Sure. So the decision about using the best case, right? So one, it's obviously results simulated and a way, the most reliable. So one, you can have a situation when one of the cores or one of the samples is completely infiltrated by fat. So that's one of the reasons not to average because it wouldn't be a true average, rather we'd just gotten lucky to some extent. And I think when you look into other studies, our study form -- one example, all the studies, GSK and BioMarin run and to extent, some of the others drugs that are in the market, you do see samples that cannot be used or have to be heavily compensated because of fats.
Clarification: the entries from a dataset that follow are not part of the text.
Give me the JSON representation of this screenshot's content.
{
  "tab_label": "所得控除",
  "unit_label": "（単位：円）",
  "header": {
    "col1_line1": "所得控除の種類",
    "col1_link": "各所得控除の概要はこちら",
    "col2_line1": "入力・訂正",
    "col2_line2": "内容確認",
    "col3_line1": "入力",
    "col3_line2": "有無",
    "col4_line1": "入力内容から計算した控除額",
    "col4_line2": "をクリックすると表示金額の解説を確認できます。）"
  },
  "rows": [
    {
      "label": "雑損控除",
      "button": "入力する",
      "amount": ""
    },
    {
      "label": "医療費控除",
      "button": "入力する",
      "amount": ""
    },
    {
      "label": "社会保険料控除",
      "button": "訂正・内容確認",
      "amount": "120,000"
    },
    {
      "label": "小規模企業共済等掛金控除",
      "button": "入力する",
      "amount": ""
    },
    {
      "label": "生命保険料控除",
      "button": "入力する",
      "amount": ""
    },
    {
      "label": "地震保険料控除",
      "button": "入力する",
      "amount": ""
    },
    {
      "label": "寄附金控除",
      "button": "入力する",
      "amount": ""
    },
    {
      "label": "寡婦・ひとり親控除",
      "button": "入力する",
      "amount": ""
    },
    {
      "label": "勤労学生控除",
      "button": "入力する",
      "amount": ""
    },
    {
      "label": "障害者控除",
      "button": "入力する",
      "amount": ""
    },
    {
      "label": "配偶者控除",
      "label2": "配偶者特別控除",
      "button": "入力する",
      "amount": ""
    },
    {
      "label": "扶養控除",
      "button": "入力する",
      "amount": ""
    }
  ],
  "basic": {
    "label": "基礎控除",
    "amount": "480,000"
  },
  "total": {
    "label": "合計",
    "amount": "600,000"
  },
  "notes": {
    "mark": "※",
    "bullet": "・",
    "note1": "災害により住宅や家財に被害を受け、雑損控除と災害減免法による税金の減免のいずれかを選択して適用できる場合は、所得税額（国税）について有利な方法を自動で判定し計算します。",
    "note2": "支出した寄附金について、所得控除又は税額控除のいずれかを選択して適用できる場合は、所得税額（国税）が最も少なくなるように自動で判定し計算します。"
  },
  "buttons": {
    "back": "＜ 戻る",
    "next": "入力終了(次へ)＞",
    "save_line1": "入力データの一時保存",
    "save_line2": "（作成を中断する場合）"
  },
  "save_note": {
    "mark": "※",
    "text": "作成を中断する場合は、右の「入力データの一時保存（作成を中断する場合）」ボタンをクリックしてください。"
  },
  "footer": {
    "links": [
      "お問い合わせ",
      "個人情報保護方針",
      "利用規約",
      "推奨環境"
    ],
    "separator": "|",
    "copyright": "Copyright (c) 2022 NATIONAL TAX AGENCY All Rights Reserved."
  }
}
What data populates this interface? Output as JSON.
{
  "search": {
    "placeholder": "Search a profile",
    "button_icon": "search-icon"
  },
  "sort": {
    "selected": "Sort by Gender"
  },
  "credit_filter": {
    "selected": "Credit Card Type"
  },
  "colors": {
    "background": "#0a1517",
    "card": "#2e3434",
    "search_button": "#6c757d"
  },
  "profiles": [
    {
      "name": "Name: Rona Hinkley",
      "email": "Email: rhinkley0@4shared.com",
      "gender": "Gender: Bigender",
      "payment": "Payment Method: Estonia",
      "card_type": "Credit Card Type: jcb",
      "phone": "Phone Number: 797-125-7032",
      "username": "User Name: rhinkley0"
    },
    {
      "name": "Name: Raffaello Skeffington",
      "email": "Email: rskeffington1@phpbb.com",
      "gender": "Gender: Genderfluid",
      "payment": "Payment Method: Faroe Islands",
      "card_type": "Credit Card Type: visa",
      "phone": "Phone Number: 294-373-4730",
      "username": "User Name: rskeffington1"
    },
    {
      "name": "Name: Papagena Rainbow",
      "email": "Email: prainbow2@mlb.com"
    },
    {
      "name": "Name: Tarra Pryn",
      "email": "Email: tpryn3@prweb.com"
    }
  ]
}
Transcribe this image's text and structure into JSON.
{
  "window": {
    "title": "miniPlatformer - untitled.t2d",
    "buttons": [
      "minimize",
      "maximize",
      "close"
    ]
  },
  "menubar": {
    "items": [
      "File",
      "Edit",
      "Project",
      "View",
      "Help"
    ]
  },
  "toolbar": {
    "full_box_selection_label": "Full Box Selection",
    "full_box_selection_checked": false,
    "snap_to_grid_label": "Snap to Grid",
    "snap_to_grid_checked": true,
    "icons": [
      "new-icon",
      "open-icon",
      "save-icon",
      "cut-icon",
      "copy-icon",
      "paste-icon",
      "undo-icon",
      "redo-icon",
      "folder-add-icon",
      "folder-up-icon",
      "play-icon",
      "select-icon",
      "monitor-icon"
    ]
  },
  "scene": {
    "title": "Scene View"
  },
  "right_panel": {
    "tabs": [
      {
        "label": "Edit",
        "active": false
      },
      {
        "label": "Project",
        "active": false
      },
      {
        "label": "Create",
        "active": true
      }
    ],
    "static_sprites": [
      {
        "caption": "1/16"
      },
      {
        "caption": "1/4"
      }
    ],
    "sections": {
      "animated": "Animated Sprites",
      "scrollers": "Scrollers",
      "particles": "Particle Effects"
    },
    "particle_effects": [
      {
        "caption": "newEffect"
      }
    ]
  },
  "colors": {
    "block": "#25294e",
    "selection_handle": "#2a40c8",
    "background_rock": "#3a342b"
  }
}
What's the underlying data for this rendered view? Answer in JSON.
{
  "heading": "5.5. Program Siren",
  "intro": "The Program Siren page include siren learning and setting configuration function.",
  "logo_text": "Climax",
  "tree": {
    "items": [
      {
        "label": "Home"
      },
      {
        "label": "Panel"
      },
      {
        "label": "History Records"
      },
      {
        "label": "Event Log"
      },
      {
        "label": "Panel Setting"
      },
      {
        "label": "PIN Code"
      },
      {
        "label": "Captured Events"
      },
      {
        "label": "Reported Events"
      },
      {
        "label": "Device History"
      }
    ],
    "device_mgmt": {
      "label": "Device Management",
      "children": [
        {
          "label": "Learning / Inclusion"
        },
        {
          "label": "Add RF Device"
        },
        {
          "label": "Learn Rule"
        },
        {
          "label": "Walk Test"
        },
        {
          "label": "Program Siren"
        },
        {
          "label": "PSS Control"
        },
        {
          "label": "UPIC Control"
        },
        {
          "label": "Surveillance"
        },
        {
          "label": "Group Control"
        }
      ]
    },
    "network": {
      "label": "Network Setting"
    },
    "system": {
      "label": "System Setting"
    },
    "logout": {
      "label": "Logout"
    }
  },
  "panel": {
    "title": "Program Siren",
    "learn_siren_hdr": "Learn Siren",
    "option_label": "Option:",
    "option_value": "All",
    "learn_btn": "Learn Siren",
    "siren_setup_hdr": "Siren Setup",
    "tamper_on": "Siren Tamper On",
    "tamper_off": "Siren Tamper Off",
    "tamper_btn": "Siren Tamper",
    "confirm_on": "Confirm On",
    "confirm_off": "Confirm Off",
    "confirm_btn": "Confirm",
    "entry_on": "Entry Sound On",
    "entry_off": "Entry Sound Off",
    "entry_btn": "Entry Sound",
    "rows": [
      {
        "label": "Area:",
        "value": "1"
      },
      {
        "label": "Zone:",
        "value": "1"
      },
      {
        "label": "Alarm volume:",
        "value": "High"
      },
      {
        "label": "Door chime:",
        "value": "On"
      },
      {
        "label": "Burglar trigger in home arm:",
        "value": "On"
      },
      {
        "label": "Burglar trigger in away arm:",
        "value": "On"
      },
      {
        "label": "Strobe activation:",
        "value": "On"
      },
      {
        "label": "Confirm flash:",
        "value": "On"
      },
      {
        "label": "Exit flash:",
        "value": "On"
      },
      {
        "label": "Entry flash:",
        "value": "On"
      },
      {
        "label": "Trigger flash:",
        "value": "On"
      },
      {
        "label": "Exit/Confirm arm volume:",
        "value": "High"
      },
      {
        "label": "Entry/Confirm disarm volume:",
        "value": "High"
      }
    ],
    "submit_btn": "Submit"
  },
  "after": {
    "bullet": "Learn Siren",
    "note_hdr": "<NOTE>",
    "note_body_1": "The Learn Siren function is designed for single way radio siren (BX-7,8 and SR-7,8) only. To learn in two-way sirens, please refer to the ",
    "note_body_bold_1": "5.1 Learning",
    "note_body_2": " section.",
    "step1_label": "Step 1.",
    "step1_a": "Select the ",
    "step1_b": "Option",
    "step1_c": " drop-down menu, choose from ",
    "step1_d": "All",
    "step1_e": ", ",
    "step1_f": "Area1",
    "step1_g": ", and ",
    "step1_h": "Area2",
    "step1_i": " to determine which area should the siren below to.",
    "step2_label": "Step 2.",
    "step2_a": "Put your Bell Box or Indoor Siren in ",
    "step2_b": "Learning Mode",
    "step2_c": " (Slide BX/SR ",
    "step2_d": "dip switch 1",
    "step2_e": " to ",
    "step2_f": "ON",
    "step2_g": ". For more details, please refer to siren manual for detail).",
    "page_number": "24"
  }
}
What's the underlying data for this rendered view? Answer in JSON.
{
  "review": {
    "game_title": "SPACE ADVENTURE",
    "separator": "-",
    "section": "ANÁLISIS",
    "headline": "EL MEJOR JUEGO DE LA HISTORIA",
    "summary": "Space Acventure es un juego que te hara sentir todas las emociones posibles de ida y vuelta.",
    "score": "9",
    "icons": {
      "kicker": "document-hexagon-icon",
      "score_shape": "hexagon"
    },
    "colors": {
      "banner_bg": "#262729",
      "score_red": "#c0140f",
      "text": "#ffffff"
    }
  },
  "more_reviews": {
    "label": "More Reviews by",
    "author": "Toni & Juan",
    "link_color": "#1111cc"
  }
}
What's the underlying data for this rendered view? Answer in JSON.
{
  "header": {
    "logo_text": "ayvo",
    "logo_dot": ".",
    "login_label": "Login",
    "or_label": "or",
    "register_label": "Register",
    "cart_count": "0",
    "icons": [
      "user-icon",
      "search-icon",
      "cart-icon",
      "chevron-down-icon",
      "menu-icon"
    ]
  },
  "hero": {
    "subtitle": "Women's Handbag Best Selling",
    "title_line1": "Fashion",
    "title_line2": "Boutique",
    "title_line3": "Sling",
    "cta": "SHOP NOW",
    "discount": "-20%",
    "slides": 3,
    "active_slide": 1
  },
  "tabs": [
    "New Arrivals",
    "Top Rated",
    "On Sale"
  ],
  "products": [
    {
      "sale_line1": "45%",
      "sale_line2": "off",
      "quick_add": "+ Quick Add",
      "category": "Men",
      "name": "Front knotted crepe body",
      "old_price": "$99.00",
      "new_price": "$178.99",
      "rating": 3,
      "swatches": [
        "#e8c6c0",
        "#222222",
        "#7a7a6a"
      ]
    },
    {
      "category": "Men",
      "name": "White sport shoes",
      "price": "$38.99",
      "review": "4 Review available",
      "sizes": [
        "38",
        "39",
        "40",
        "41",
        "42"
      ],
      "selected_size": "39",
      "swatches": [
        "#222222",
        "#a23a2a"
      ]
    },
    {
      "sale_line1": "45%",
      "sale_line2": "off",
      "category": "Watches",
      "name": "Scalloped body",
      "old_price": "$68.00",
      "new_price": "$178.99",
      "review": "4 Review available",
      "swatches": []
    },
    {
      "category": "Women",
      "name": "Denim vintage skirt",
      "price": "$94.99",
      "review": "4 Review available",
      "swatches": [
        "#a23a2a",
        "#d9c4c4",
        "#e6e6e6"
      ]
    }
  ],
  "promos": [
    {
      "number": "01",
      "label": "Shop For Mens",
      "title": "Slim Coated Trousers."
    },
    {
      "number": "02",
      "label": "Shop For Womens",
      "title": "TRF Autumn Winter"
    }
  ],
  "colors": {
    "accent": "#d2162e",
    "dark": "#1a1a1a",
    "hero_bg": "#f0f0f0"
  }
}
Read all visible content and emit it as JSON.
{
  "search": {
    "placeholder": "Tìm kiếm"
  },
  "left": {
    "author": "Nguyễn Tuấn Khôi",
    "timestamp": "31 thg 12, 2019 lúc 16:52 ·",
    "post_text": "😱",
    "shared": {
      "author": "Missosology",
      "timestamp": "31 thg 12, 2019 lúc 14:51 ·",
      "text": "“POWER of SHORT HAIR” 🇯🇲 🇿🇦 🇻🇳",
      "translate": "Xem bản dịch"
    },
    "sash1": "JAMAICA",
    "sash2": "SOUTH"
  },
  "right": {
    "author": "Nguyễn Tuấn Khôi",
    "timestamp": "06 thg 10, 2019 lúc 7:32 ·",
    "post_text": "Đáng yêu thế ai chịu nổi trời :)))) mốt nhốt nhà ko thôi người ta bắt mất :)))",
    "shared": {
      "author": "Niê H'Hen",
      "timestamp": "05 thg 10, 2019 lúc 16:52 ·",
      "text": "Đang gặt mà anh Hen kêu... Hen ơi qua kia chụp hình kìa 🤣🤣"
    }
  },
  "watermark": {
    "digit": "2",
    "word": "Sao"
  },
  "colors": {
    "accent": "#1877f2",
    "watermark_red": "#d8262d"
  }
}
So that's one of the reasons to use.

The other, as you asked in terms of the validation itself, the expectation, we didn't know where the sample was coming from upfront, right? We're asking the question, can I biopsy a patient multiple times and see the results that are very similar? And the answer is yes with this method. One more reason not to use other methods, like if you're looking to both types of biopsy that were used before, number one, in quantification assays that were used before, you see inter -- intra sample variability, like 30% or 40% sometimes, and that's obviously not acceptable. And as Stu said, when you blot a protein this big, you're going to have intrinsic variability, unless you're looking for a super-truncated part of the protein, and that's not the case. Like we're really looking into full length here.

This does conclude the question-and-answer session of today's program. I'd like to hand the program back to Stuart Peltz, CEO.

Thank you. Thanks for joining us today on the call. And I don't know -- as you may be aware, the Rare Disease Day was this past Saturday. And I think it's a good time for us to take stock of where we are as a company and the importance of the work that we do that ultimately would benefit patients. And so with that in mind, we're quite proud to be a global, commercial, diversified biopharmaceutical company that's focusing on these therapies to help treat rare genetic disorders.

So with that, let me thank you, again, and we look forward to seeing you at our Analyst Day later this year. Thank you.

Thank you, ladies and gentlemen, for your participation in today's conference. This does conclude the program. You may now disconnect. Good day.